LUCENA CITY –– Four more alleged New People’s Army (NPA) rebels surrendered with their respective firearms to the military and police representatives in General Nakar town in Quezon province on Thursday, an Army official reported Friday.
Captain Jayrald Ternio, head of the public affairs office of the Army’s 2nd Infantry Division, said the latest rebel returnees followed the lead of 22 guerrillas who surrendered Wednesday.
“This raised the number of rebels who decided to turn their backs to the underground movement to 26 while reducing terrorist firearms in Calabarzon by 14 in just two days,” Ternio said.
The 22 guerrillas turned over 10 firearms, ammunition and materials for making landmines.
A report disclosed that the rebel returnees are Dumagats in the Sierra Madre mountain ranges and were former fighters of the Guerilla Front Cesar, the NPA unit operating in Laguna, Rizal, and Quezon.
Colonel Alex Rillera, commander of the Army’s 202nd Infantry Brigade denounced the NPA for recruiting indigenous people.
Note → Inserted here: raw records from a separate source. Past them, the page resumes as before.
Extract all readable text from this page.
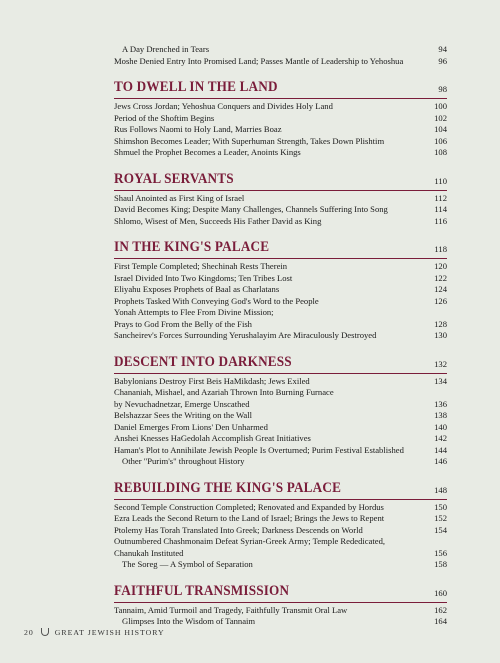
A Day Drenched in Tears	94
Moshe Denied Entry Into Promised Land; Passes Mantle of Leadership to Yehoshua	96
TO DWELL IN THE LAND	98
Jews Cross Jordan; Yehoshua Conquers and Divides Holy Land	100
Period of the Shoftim Begins	102
Rus Follows Naomi to Holy Land, Marries Boaz	104
Shimshon Becomes Leader; With Superhuman Strength, Takes Down Plishtim	106
Shmuel the Prophet Becomes a Leader, Anoints Kings	108
ROYAL SERVANTS	110
Shaul Anointed as First King of Israel	112
David Becomes King; Despite Many Challenges, Channels Suffering Into Song	114
Shlomo, Wisest of Men, Succeeds His Father David as King	116
IN THE KING'S PALACE	118
First Temple Completed; Shechinah Rests Therein	120
Israel Divided Into Two Kingdoms; Ten Tribes Lost	122
Eliyahu Exposes Prophets of Baal as Charlatans	124
Prophets Tasked With Conveying God's Word to the People	126
Yonah Attempts to Flee From Divine Mission;
Prays to God From the Belly of the Fish	128
Sancheirev's Forces Surrounding Yerushalayim Are Miraculously Destroyed	130
DESCENT INTO DARKNESS	132
Babylonians Destroy First Beis HaMikdash; Jews Exiled	134
Chananiah, Mishael, and Azariah Thrown Into Burning Furnace
by Nevuchadnetzar, Emerge Unscathed	136
Belshazzar Sees the Writing on the Wall	138
Daniel Emerges From Lions' Den Unharmed	140
Anshei Knesses HaGedolah Accomplish Great Initiatives	142
Haman's Plot to Annihilate Jewish People Is Overturned; Purim Festival Established	144
Other "Purim's" throughout History	146
REBUILDING THE KING'S PALACE	148
Second Temple Construction Completed; Renovated and Expanded by Hordus	150
Ezra Leads the Second Return to the Land of Israel; Brings the Jews to Repent	152
Ptolemy Has Torah Translated Into Greek; Darkness Descends on World	154
Outnumbered Chashmonaim Defeat Syrian-Greek Army; Temple Rededicated,
Chanukah Instituted	156
The Soreg — A Symbol of Separation	158
FAITHFUL TRANSMISSION	160
Tannaim, Amid Turmoil and Tragedy, Faithfully Transmit Oral Law	162
Glimpses Into the Wisdom of Tannaim	164
20	GREAT JEWISH HISTORY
“This terroristic practice is aggravated by the fact that all of the surrenderers belong to the Dumagat tribe, whose peaceful nature is being targeted and exploited by the communists, which is a clear violation of existing laws that protect the ancestral rights of our indigenous people,” Rillera said in the report.
Three of the surrenderers were “minors,” the report said.
Ternio attributed the surrenders to the “whole-of-nation approach” to end the armed conflict.
He said the approach has been causing major blows to the communist insurgency, which “has already reached a stage of irreversible collapse.”
The rebel returnees are offered livelihood financing, scholarships, housing, and free legal assistance through the government’s Enhanced Comprehensive Local Integration program.